Au vu de la récente décision du Tribunal fédéral, la LITRA attend de la part de l’Administration fédérale des contributions qu’elle fasse le point sans délai et qu’elle réexamine l’admissibilité légale de la réduction de l’impôt préalable lors d’investissements des transports publics. Il ressort d’une étude de 2005 que les subventions de la Confédération, des cantons et des communes s’accroissent de 400 millions de francs par année en raison de la réduction de l’impôt préalable qui doit être opérée lors de l’obtention de subventions (art. 38 VIII de la loi sur la TVA). Les transports publics sont les plus fortement touchés, le montant les concernant s’élevant à 182 millions de francs. La réduction de l’impôt préalable engendre des redistributions au sein de l’Administration fédérale (215 millions de francs), ainsi qu’entre les cantons et la Confédération (124 millions de francs) et entre les communes et la Confédération (58 millions de francs). La LITRA attend de la part des autorités qu’elles s’emploient aussi à éliminer cette forme de taxe occulte (réduction de l’impôt préalable) avant le lancement de la consultation.
Il ressort également de la publication de la LITRA que les dépenses publiques (Confédération, cantons et communes) en faveur de la mobilité se sont accrues proportionnellement moins fortement que les dépenses globales depuis 1990. Cet élément est d’une importance particulière dans la perspective de la nouvelle politique de régulation des dépenses prévue par la Confédération. A l’avenir, le secteur des transports ne doit plus être mis à contribution au profit des secteurs de la formation, de la recherche et des assurances sociales, dont les dépenses croissent plus fortement que la moyenne, pour assurer l’équilibre budgétaire de la Confédération. Des investissements ciblés et suffisants dans des réseaux de transport performants (extensions et entretien) sont primordiaux pour sauvegarder la mobilité et pour favoriser le développement économique et la prospérité de notre pays. Sans croissance, il ne sera pas possible d’assurer la fonctionnalité et la modernisation de l’infrastructure de transport ces prochaines décennies, même s’il est tiré profit de tous les potentiels de rationalisation et si des priorités sont fixées de manière stricte pour les nouveaux investissements.

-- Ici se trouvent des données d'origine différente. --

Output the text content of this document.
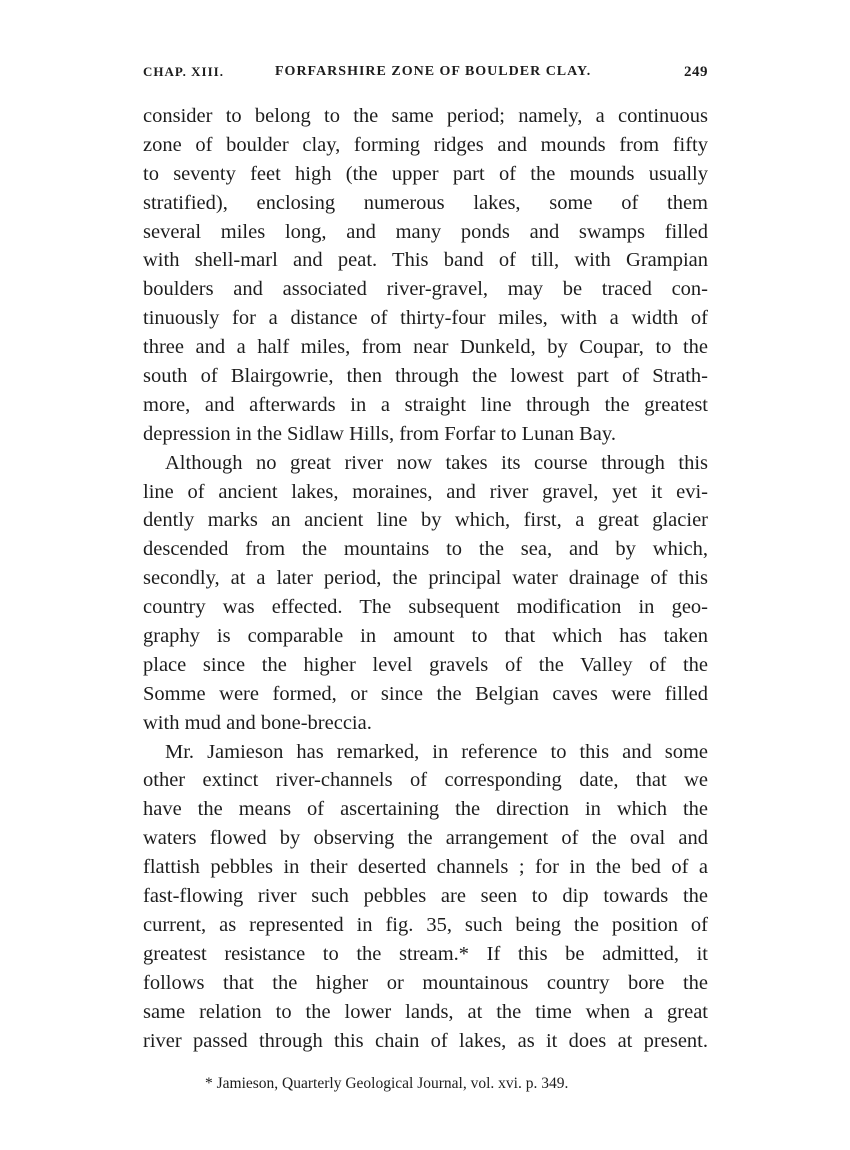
CHAP. XIII.	FORFARSHIRE ZONE OF BOULDER CLAY.	249
consider to belong to the same period; namely, a continuous
zone of boulder clay, forming ridges and mounds from fifty
to seventy feet high (the upper part of the mounds usually
stratified), enclosing numerous lakes, some of them
several miles long, and many ponds and swamps filled
with shell-marl and peat. This band of till, with Grampian
boulders and associated river-gravel, may be traced con-
tinuously for a distance of thirty-four miles, with a width of
three and a half miles, from near Dunkeld, by Coupar, to the
south of Blairgowrie, then through the lowest part of Strath-
more, and afterwards in a straight line through the greatest
depression in the Sidlaw Hills, from Forfar to Lunan Bay.
Although no great river now takes its course through this
line of ancient lakes, moraines, and river gravel, yet it evi-
dently marks an ancient line by which, first, a great glacier
descended from the mountains to the sea, and by which,
secondly, at a later period, the principal water drainage of this
country was effected. The subsequent modification in geo-
graphy is comparable in amount to that which has taken
place since the higher level gravels of the Valley of the
Somme were formed, or since the Belgian caves were filled
with mud and bone-breccia.
Mr. Jamieson has remarked, in reference to this and some
other extinct river-channels of corresponding date, that we
have the means of ascertaining the direction in which the
waters flowed by observing the arrangement of the oval and
flattish pebbles in their deserted channels ; for in the bed of a
fast-flowing river such pebbles are seen to dip towards the
current, as represented in fig. 35, such being the position of
greatest resistance to the stream.* If this be admitted, it
follows that the higher or mountainous country bore the
same relation to the lower lands, at the time when a great
river passed through this chain of lakes, as it does at present.
* Jamieson, Quarterly Geological Journal, vol. xvi. p. 349.
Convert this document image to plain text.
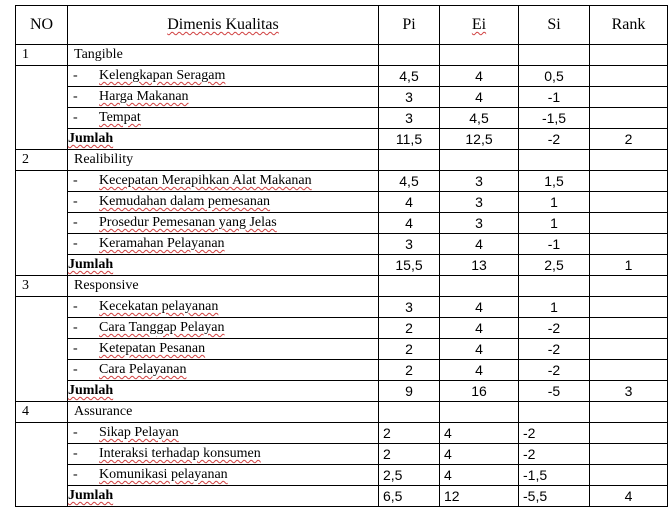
NO	Dimenis Kualitas	Pi	Ei	Si	Rank
1	Tangible				
	- Kelengkapan Seragam	4,5	4	0,5	
	- Harga Makanan	3	4	-1	
	- Tempat	3	4,5	-1,5	
	Jumlah	11,5	12,5	-2	2
2	Realibility				
	- Kecepatan Merapihkan Alat Makanan	4,5	3	1,5	
	- Kemudahan dalam pemesanan	4	3	1	
	- Prosedur Pemesanan yang Jelas	4	3	1	
	- Keramahan Pelayanan	3	4	-1	
	Jumlah	15,5	13	2,5	1
3	Responsive				
	- Kecekatan pelayanan	3	4	1	
	- Cara Tanggap Pelayan	2	4	-2	
	- Ketepatan Pesanan	2	4	-2	
	- Cara Pelayanan	2	4	-2	
	Jumlah	9	16	-5	3
4	Assurance				
	- Sikap Pelayan	2	4	-2	
	- Interaksi terhadap konsumen	2	4	-2	
	- Komunikasi pelayanan	2,5	4	-1,5	
	Jumlah	6,5	12	-5,5	4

Richement illustré, le nouveau rapport annuel de la LITRA renferme toute une série d’informations concernant la politique des transports. La LITRA tient en outre à jour l’unique chronique des transports éditée en Suisse en relevant tous les faits marquants survenus pendant l’année en cours en matière de transport et d’économie relevant de ce secteur. La chronique peut être consultée sur Internet sous www.litra.ch (chronique des transports).